@mattnigh/document-converter — Agent Skill

---
name: document-converter
description: Convert between Markdown, DOCX, and PDF formats bidirectionally. Handles text extraction from PDF/DOCX, markdown to document conversion. Use when converting document formats or extracting structured content from Word or PDF files.
allowed-tools: Bash, Read, Glob, Write
dependencies:
  - pandoc>=2.0
  - python3>=3.8
  - markitdown (optional, recommended)
  - pymupdf4llm (optional, recommended)
  - google-genai (optional, for enhanced PDF conversion)
  - pdf2docx (optional, for PDF to DOCX)
model: haiku-4.5
model-justification: Orchestrates external conversion tools with minimal AI reasoning required
fallback-model: sonnet-4.5
---

# Document Converter Skill

Convert documents bidirectionally between Markdown, DOCX, and PDF formats.

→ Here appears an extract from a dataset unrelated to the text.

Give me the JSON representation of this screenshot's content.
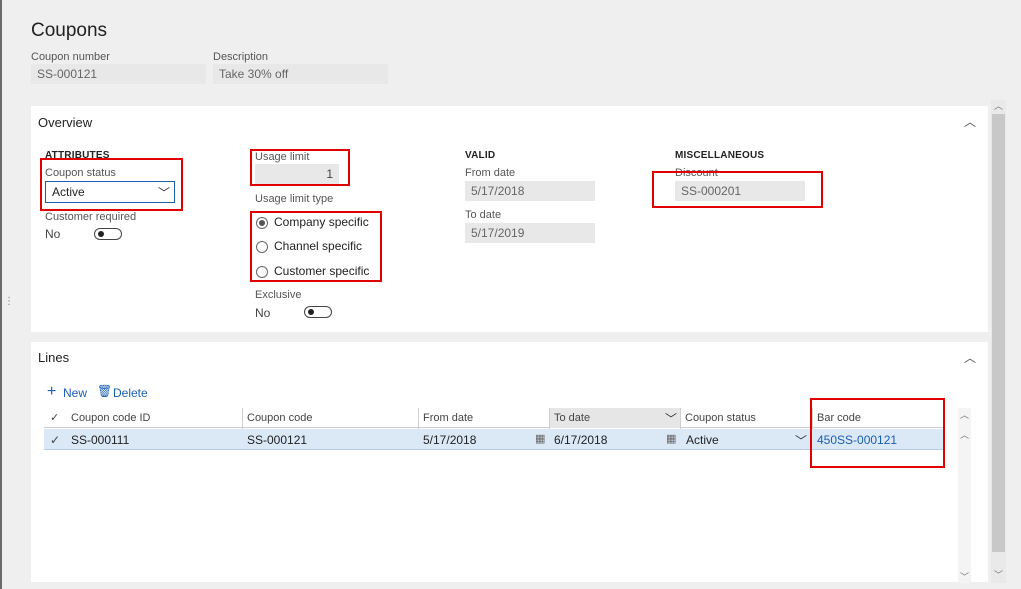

This skill automatically detects optimal conversion tools, handles batch processing, and ensures quality output with appropriate fallback mechanisms.

## Core Capabilities

### Conversion Modes

The skill supports two conversion modes:

**Default Mode (API)**: When GEMINI_API_KEY is set, PDF-to-Markdown conversions use Google Gemini API for significantly improved quality (+20-30% fidelity). Other conversions use local tools.

**Offline Mode**: Use --no-api flag or set CONVERT_DOCS_OFFLINE=true to disable all API calls. All conversions use local tools only.

### Conversion Directions

**TO Markdown** (text extraction from documents):
- DOCX → Markdown (MarkItDown or Pandoc)
- PDF → Markdown (Gemini API, PyMuPDF4LLM, or MarkItDown)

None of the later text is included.